The recipes begin with a New Year's Eve party with featured dishes from Pat Nixon - Sesame Cheese Balls, Mamie Eisenhower's Million Dollar Fudge - a perennial favorite found in many a community cookbook and an Elk Stroganoff. Next up is a Lincoln Birthday celebration featuring "Pioneer" food including roast venison, followed by a Valentine's Day dinner with duck with orange sauce or a broiled lobster tail. All the chapters contain recipes for entrées, appetizers vegetables/sides, beverages and desserts appropriate for each occasion.

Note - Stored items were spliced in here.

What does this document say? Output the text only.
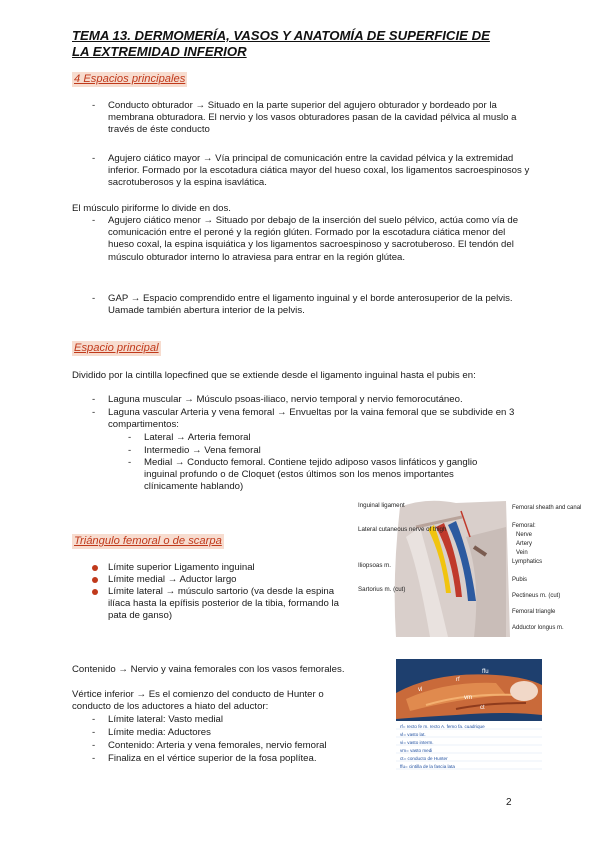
TEMA 13. DERMOMERÍA, VASOS Y ANATOMÍA DE SUPERFICIE DE
LA EXTREMIDAD INFERIOR
4 Espacios principales
- Conducto obturador → Situado en la parte superior del agujero obturador y bordeado por la membrana obturadora. El nervio y los vasos obturadores pasan de la cavidad pélvica al muslo a través de éste conducto
- Agujero ciático mayor → Vía principal de comunicación entre la cavidad pélvica y la extremidad inferior. Formado por la escotadura ciática mayor del hueso coxal, los ligamentos sacroespinosos y sacrotuberosos y la espina isavlática.
El músculo piriforme lo divide en dos.
- Agujero ciático menor → Situado por debajo de la inserción del suelo pélvico, actúa como vía de comunicación entre el peroné y la región glúten. Formado por la escotadura ciática menor del hueso coxal, la espina isquiática y los ligamentos sacroespinoso y sacrotuberoso. El tendón del músculo obturador interno lo atraviesa para entrar en la región glútea.
- GAP → Espacio comprendido entre el ligamento inguinal y el borde anterosuperior de la pelvis. Uamade también abertura interior de la pelvis.
Espacio principal
Dividido por la cintilla lopecfined que se extiende desde el ligamento inguinal hasta el pubis en:
- Laguna muscular → Músculo psoas-iliaco, nervio temporal y nervio femorocutáneo.
- Laguna vascular Arteria y vena femoral → Envueltas por la vaina femoral que se subdivide en 3 compartimentos:
- Lateral → Arteria femoral
- Intermedio → Vena femoral
- Medial → Conducto femoral. Contiene tejido adiposo vasos linfáticos y ganglio inguinal profundo o de Cloquet (estos últimos son los menos importantes clínicamente hablando)
Inguinal ligament
Lateral cutaneous nerve of thigh
Iliopsoas m.
Sartorius m. (cut)
Femoral sheath and canal
Femoral:
Nerve
Artery
Vein
Lymphatics
Pubis
Pectineus m. (cut)
Femoral triangle
Adductor longus m.
Triángulo femoral o de scarpa
Límite superior Ligamento inguinal
Límite medial → Aductor largo
Límite lateral → músculo sartorio (va desde la espina ilíaca hasta la epífisis posterior de la tibia, formando la pata de ganso)
Contenido → Nervio y vaina femorales con los vasos femorales.
Vértice inferior → Es el comienzo del conducto de Hunter o conducto de los aductores a hiato del aductor:
- Límite lateral: Vasto medial
- Límite media: Aductores
- Contenido: Arteria y vena femorales, nervio femoral
- Finaliza en el vértice superior de la fosa poplítea.
rf
vl
vm
ct
ffu
rf= recto fe m. recto A. femo fa. cuadrique
vl= vasto lat.
vi= vasto interm.
vm= vasto medi
ct= conducto de Hunter
ffu= cintilla de la fascia lata
2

A few other notable holidays are a birthday celebration for George Washington featuring a menu full of cherry themed meals, St. Patrick's Day with its corned beef & cabbage main meal along with Potatoes O'Brien and Irish oatmeal bread, a Fourth of July picnic with potato salad and fried chicken, while Labor Day favors grilled Cornish hens with a rice pilaf. Moving towards the last few months of the year are a Halloween party - sloppy joes, BBQ, candied apples and ciders & punch, plus the usual Thanksgiving and Christmas fare.
An unusual dish, a Shrimp Christmas tree made with endive and boiled shrimp - is not as horrifying as it sounds. The rest of the chapters delve into wedding & anniversaries, birthdays, a bachelor's brunch and a bridesmaid's luncheon (lobster and a mushroom fricassee) and finally game nights - bridge and poker parties.
The Linly Heflin Cook Book, published in 1978. This is the revised fourth edition, with the original printing date in 1962. Linley Heflin is a women's service organization founded in 1919 in Alabama. The group started as a surgical dressing unit and in the present day offers scholarships to Alabama colleges for women in the state. The organization also published a cookbook tilted "Oven Magic" in 1940. The dishes were collected by the ladies of the group and reflect old favorites, Southern treasures and "used with great success" recipes.
Of course the usual fare is featured: beverages - including the "Pussyfoof" ~ simple syrup, the juice from 4 oranges and 6 lemons and gin, hors d'oeuvres, soups, breads - with a strange dish titled beer dessert waffles, cheese & eggs, entrées - in addition to the oft found beef and chicken, there are recipes for sweetbreads, capon, squab and pheasant, veggies, salads & dressings, sauces, and desserts - a dish named Kentucky Specialty - a concoction of marshmallows soaked in rum mixed with almond macaroons and topped with Cool Whip and cherries .
There is a chapter on patio foods with mostly grilled dishes including steaks, burger and kabobs. The final sections are wine and herb charts, plus helpful charts with weights, measurements and equivalents.